Galerie von und oben, Eupen, Belgien

 

Reisen zur Grenze der Raumerfassung

 

Hin und weg, so der Ausstellungstitel, kann man in zweierlei Weise sein: begeistert von der Opulenz der prägnant glänzenden kleineren mit Dimensionalität und Muster spielenden Arbeiten und zur Bewegung animiert durch die zum begehbaren Bild gewordene Installation aus Klebestreifen, eine Arbeit, die den Raum real einbezieht und in beiden Fällen durch Schichtenbildung in seiner Wirkung verändert.

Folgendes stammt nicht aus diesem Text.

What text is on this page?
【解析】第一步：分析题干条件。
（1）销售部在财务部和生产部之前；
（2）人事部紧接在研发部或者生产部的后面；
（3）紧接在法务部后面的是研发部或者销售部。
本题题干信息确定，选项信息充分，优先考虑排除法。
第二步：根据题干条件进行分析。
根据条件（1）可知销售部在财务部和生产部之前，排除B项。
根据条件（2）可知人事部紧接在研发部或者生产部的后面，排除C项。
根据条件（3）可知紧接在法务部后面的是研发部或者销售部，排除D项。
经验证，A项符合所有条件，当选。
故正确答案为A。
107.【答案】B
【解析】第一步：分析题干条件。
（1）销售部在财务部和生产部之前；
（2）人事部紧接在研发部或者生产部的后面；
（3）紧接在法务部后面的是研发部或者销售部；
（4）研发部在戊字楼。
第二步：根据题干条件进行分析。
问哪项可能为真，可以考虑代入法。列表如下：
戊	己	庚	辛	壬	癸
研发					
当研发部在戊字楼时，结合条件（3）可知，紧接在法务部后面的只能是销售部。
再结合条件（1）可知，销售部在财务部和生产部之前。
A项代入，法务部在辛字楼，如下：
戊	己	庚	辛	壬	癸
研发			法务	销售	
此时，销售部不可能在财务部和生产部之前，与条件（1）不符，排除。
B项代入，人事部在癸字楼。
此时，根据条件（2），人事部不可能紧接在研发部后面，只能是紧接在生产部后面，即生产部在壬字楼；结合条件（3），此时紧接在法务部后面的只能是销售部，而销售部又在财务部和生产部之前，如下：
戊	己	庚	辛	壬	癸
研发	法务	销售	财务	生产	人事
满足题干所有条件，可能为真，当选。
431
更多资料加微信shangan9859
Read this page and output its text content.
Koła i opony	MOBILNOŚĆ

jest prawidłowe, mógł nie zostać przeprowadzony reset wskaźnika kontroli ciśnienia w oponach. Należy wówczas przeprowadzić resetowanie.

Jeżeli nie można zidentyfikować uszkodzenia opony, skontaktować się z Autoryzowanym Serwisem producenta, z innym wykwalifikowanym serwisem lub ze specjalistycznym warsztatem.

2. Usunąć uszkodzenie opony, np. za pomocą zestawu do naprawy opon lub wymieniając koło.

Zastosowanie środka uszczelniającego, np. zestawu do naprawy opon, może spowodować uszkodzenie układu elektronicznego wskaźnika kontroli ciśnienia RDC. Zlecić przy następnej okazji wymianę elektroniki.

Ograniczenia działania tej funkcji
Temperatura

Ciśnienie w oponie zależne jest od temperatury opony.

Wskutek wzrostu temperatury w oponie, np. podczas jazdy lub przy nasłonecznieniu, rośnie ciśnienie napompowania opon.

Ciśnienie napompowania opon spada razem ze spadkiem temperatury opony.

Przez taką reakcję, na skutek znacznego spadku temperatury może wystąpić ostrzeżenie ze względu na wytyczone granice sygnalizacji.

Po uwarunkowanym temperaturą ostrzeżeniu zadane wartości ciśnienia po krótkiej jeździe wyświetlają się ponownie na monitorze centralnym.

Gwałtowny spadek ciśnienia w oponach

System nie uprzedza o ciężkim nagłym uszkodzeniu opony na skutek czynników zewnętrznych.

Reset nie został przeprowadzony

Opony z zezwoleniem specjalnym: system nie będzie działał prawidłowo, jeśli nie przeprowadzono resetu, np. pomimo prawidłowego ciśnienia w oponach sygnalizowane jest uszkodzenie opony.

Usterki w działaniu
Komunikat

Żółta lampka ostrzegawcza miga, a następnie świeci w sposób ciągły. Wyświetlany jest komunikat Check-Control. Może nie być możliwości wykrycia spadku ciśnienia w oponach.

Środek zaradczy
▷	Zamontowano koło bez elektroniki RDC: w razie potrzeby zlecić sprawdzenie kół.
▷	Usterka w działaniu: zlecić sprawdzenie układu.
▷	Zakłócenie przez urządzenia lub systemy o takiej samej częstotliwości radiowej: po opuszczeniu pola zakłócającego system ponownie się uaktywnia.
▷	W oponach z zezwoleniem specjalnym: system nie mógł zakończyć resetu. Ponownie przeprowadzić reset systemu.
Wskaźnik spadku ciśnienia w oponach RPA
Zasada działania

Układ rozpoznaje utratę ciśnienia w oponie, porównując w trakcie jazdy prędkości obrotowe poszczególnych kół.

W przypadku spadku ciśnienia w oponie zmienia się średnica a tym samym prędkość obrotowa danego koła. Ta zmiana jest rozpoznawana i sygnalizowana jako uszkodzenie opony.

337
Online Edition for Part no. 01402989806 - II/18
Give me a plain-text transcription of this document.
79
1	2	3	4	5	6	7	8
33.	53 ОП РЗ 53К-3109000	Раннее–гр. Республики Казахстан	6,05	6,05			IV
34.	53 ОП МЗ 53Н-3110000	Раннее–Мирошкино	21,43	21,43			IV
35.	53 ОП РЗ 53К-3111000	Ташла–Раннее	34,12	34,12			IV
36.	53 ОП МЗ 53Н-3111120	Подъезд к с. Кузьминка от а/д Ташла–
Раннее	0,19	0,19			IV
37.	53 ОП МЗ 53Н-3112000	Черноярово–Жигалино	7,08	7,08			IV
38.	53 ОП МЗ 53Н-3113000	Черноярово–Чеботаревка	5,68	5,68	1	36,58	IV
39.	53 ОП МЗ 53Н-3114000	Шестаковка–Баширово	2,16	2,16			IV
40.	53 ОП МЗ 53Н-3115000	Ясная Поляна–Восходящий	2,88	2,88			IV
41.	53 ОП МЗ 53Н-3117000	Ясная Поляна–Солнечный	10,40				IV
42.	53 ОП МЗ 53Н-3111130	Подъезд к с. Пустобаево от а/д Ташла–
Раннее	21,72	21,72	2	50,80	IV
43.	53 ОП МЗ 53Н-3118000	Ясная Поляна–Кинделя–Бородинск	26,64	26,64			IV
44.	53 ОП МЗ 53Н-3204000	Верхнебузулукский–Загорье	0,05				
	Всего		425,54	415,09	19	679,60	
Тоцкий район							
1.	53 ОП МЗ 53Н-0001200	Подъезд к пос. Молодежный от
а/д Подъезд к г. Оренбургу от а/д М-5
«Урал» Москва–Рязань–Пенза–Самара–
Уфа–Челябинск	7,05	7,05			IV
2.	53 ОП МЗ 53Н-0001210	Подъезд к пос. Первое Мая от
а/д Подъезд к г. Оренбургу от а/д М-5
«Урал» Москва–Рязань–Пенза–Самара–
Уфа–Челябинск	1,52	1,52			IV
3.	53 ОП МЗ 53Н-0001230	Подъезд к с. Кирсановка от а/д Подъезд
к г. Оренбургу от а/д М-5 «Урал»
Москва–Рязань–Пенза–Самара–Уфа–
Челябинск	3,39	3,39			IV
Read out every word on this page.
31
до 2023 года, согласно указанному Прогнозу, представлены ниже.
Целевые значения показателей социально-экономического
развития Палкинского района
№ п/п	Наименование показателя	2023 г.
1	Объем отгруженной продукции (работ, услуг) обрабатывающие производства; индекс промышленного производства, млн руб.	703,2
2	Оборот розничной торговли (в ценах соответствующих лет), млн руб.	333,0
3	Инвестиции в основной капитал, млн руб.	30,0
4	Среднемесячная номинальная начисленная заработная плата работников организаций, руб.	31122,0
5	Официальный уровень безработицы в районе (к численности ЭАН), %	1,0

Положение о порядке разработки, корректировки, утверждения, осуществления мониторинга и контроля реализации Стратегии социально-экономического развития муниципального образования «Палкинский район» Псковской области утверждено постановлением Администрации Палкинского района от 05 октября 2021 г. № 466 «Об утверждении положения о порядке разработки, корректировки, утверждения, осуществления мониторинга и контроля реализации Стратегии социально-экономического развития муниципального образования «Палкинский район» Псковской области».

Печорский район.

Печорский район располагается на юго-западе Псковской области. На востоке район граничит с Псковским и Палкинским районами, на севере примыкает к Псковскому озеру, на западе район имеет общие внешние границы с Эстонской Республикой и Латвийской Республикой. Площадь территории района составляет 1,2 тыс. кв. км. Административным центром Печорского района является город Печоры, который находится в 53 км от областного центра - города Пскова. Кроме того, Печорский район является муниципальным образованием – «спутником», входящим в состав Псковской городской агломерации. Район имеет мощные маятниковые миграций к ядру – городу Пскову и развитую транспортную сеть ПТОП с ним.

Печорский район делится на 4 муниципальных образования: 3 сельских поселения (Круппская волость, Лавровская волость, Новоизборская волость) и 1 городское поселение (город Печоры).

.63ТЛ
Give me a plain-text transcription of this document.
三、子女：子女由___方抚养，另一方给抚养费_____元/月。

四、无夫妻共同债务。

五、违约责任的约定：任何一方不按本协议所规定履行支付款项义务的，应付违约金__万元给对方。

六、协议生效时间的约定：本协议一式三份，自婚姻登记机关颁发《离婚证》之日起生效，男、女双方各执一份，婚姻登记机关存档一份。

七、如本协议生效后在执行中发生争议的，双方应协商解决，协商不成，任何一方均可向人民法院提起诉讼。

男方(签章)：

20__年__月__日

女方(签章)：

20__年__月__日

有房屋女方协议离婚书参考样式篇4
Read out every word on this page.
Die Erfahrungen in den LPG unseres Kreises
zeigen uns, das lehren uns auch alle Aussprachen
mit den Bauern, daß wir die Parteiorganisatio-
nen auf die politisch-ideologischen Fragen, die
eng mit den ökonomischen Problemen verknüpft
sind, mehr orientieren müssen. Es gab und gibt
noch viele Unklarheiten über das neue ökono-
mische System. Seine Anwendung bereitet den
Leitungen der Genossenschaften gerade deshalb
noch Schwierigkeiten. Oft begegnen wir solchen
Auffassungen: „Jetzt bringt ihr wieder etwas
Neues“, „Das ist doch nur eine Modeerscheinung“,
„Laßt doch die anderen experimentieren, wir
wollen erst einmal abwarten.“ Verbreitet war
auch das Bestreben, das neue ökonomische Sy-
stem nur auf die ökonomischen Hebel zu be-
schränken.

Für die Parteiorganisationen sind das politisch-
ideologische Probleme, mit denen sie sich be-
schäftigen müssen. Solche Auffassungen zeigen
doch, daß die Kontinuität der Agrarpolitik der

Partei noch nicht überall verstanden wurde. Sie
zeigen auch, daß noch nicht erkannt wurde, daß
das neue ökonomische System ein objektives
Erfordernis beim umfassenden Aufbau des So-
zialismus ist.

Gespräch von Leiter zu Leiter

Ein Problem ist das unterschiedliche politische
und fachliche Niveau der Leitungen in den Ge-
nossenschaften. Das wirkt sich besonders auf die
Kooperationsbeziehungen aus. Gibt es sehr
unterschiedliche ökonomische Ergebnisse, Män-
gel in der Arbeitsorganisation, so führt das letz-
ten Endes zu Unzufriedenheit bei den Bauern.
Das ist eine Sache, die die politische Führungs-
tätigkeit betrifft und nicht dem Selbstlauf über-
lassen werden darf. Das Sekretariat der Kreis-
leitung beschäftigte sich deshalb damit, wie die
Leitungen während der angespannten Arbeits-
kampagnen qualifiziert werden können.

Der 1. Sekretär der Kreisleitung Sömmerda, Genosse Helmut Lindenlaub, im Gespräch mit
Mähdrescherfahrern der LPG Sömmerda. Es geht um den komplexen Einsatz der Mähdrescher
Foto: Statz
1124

Achim Zeman, ein in Köln lebender Stuttgarter, ist in Berlin ausgebildet worden bei Kuno Gonschior, einem Künstler, der ihm die OP-Art und die konkrete Kunst nahegebracht hat. Dennoch gehört Achim Zeman eigentlich nur am Rande in diesen Bereich. In seinen Werken sind zwar Mathematik, Lineares und geometrische Grundformen das Basisvokabular, aus dem die Bildwelt sich entwickelt, aber sie hat durch einen Ausdehnungsimpetus nicht diese Strenge von konkreter Kunst, die einem Rhythmus, einem Muster, einer bestimmten Abfolge stringent folgt. Die Präzision und Perfektion der Oberfläche und der Machart wird bei Achim Zeman durch freiere Linien und kompositorische Gewichtungen, die darin auftauchen, hintergangen. Der Künstler plant mit Laylines am Computer, aber vor Ort werden Abweichungen notwendig. Die Umbändelung kann sich als zu engmaschig erweisen und wird im menschlichen Maßstab lockerer oder dichter gestaltet. Da ersetzt der Bildschirm nicht die Raumerfahrung und wie beim Malprozess ergibt sich durch die Realisierung die Wirkungserfahrung mit Konsequenzen für die Formentwicklung.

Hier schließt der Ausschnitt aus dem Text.